La nutrition entérale exclusive est le traitement de premier choix pour une MC luminale active chez l’enfant6. Chez l’adulte, elle est utilisée en cas de maladie active en échec des thérapies actuelles, en cas d’abcès et, en préopératoire, où il a été bien démontré qu’elle diminuait les complications post-opératoires7. Plusieurs régimes d’exclusion ont été évalués récemment au cours de travaux qui nécessitent cependant d’être confirmés.

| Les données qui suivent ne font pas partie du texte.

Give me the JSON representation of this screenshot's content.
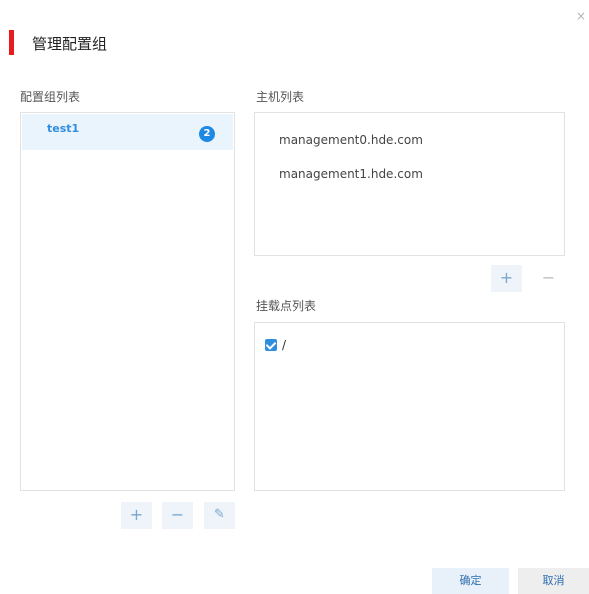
{
  "dialog": {
    "title": "管理配置组",
    "close_glyph": "×",
    "accent_color": "#e81c1c"
  },
  "group_panel": {
    "label": "配置组列表",
    "items": [
      {
        "name": "test1",
        "count": "2",
        "selected": true
      }
    ],
    "add_glyph": "+",
    "remove_glyph": "−",
    "edit_glyph": "✎"
  },
  "host_panel": {
    "label": "主机列表",
    "hosts": [
      "management0.hde.com",
      "management1.hde.com"
    ],
    "add_glyph": "+",
    "remove_glyph": "−"
  },
  "mount_panel": {
    "label": "挂载点列表",
    "items": [
      {
        "path": "/",
        "checked": true
      }
    ]
  },
  "footer": {
    "ok_label": "确定",
    "cancel_label": "取消"
  },
  "icons": {
    "close": "close-icon",
    "add": "plus-icon",
    "remove": "minus-icon",
    "edit": "pencil-icon",
    "check": "checkbox-checked-icon"
  },
  "colors": {
    "accent_red": "#e81c1c",
    "primary_blue": "#2f8ee0",
    "badge_blue": "#1e88e5",
    "selection_bg": "#eaf4fd"
  }
}
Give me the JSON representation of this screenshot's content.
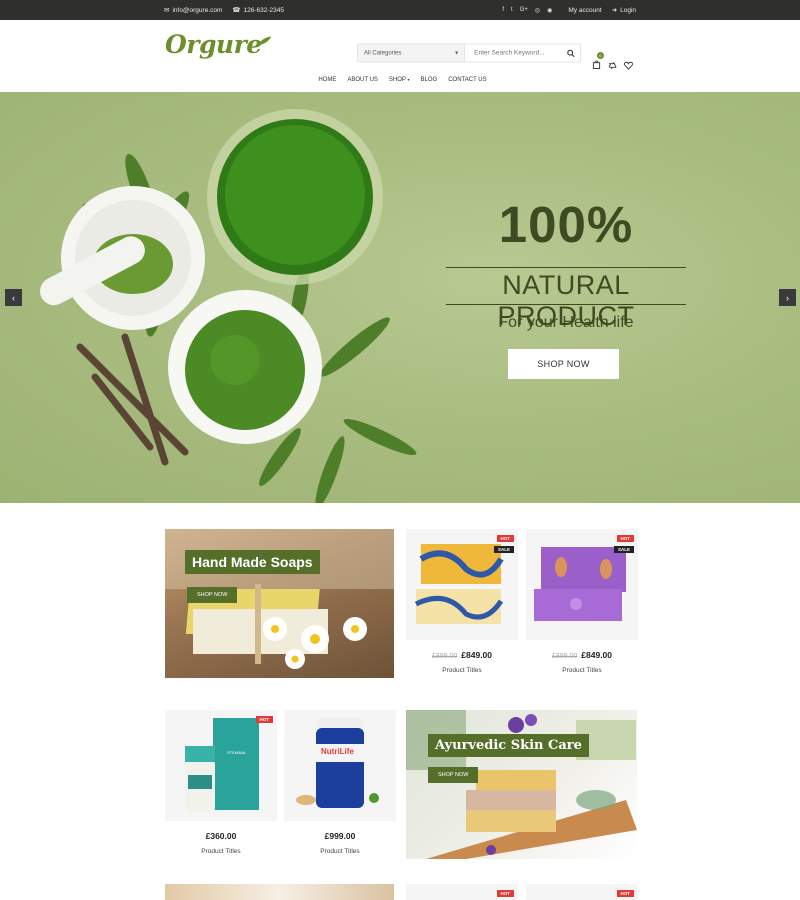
{
  "topbar": {
    "email": "info@orgure.com",
    "phone": "126-632-2345",
    "social": [
      "f",
      "t",
      "G+",
      "◎",
      "◉"
    ],
    "my_account": "My account",
    "login": "Login"
  },
  "header": {
    "logo": "Orgure",
    "category_select": "All Categories",
    "search_placeholder": "Enter Search Keyword...",
    "cart_count": "0"
  },
  "nav": {
    "items": [
      "HOME",
      "ABOUT US",
      "SHOP",
      "BLOG",
      "CONTACT US"
    ]
  },
  "hero": {
    "headline": "100%",
    "subheadline": "NATURAL PRODUCT",
    "tagline": "For your Health life",
    "button": "SHOP NOW"
  },
  "promos": [
    {
      "title": "Hand Made Soaps",
      "button": "SHOP NOW"
    },
    {
      "title": "Ayurvedic Skin Care",
      "button": "SHOP NOW"
    }
  ],
  "products": [
    {
      "old_price": "£899.00",
      "price": "£849.00",
      "title": "Product Titles",
      "tags": [
        "HOT",
        "SALE"
      ]
    },
    {
      "old_price": "£899.00",
      "price": "£849.00",
      "title": "Product Titles",
      "tags": [
        "HOT",
        "SALE"
      ]
    },
    {
      "old_price": "",
      "price": "£360.00",
      "title": "Product Titles",
      "tags": [
        "HOT"
      ]
    },
    {
      "old_price": "",
      "price": "£999.00",
      "title": "Product Titles",
      "tags": []
    }
  ],
  "bottom_tags": [
    "HOT",
    "HOT"
  ],
  "product_labels": {
    "p3_brand": "STEMAVA",
    "p4_brand": "NutriLife"
  },
  "colors": {
    "brand_green": "#6d8f2b",
    "dark_green": "#556f2a",
    "hero_text": "#3e4a22",
    "hot_tag": "#e53935",
    "topbar": "#2f302c"
  }
}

Par exemple, le « Crohn’s Disease Exclusion Diet » repose sur ce principe de l’éviction d’aliments potentiellement pro-inflammatoires6. Tout AUT est exclu et le régime est basé sur l’utilisation d’aliments supposés anti-inflammatoires (les œufs, le blanc de poulet, le poisson maigre, des pommes de terre cuites et refroidies, du riz blanc, des condiments et quelques fruits) en complément d’un mélange nutritionnel en poudre reconstitué couvrant 50 % des besoins énergétiques6.

Longtemps, parent pauvre de la prise en charge des MICI, la prise en charge nutritionnelle a une place indiscutable dans la stratégie thérapeutique. La place du diététicien nutritionniste est centrale pour aider le praticien et accompagner le patient (avis d’experts).